= Juan de Urbieta =

Spanish infantryman

Juan de Urbieta Berástegui y Lezo (Hernani, ? - died, 22 August 1553) was a Spanish infantryman who became famous when he captured king Francis I of France near the end of the Battle of Pavia on 24 February 1525.

==Capture of King Francis I==
Surrounded by imperial troops, the king of France and his escort, who were fighting on foot at that time, tried to break through the enemy, but Francis' horse was killed before he could complete the maneuver, and when he was able to get on his feet again, there was a sword pointing at his neck. It was Juan de Urbieta's sword. The Basque soldier, together with Diego Dávila & Alonso Pita da Veiga, accepted his surrender. They didn't know who their captive was, but due to his expensive clothes and armour they supposed he would be a great noble.

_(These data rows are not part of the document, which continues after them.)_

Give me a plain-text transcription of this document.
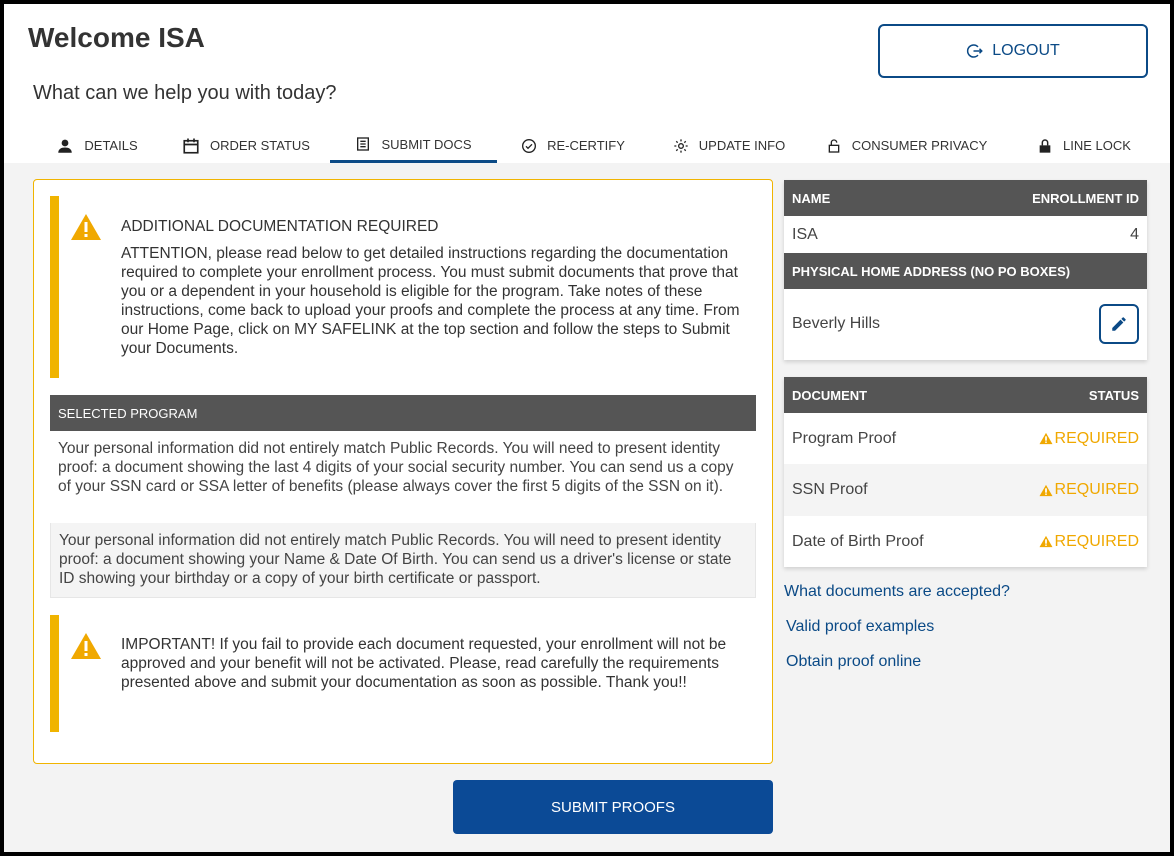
Welcome ISA
What can we help you with today?
LOGOUT
DETAILS	ORDER STATUS	SUBMIT DOCS	RE-CERTIFY	UPDATE INFO	CONSUMER PRIVACY	LINE LOCK
ADDITIONAL DOCUMENTATION REQUIRED
ATTENTION, please read below to get detailed instructions regarding the documentation required to complete your enrollment process. You must submit documents that prove that you or a dependent in your household is eligible for the program. Take notes of these instructions, come back to upload your proofs and complete the process at any time. From our Home Page, click on MY SAFELINK at the top section and follow the steps to Submit your Documents.
SELECTED PROGRAM
Your personal information did not entirely match Public Records. You will need to present identity proof: a document showing the last 4 digits of your social security number. You can send us a copy of your SSN card or SSA letter of benefits (please always cover the first 5 digits of the SSN on it).
Your personal information did not entirely match Public Records. You will need to present identity proof: a document showing your Name & Date Of Birth. You can send us a driver's license or state ID showing your birthday or a copy of your birth certificate or passport.
IMPORTANT! If you fail to provide each document requested, your enrollment will not be approved and your benefit will not be activated. Please, read carefully the requirements presented above and submit your documentation as soon as possible. Thank you!!
SUBMIT PROOFS
NAME	ENROLLMENT ID
ISA	4
PHYSICAL HOME ADDRESS (NO PO BOXES)
Beverly Hills
DOCUMENT	STATUS
Program Proof	REQUIRED
SSN Proof	REQUIRED
Date of Birth Proof	REQUIRED
What documents are accepted?
Valid proof examples
Obtain proof online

They were shocked when, in handing him to their officers, they were informed that they had captured the king of France.

==Consequences==
Urbieta obtained fame & honours due to this action. Emperor Charles granted him a coat-of-arms and issued him a document certifying his merits. He was promoted to cavalry officer and obtained the titles of knight of Santiago & "Contino de Su Majestad". Also, Francis I of France wrote him a letter thanking him for accepting his surrender in the course of the battle, letting him stay alive.

He died on 22 August 1553 in Hernani, the same place in which he was born, and he was buried inside the church of Saint John the Baptist, as he asked in his testament. His remains were desecrated by French soldiers during the Peninsular War.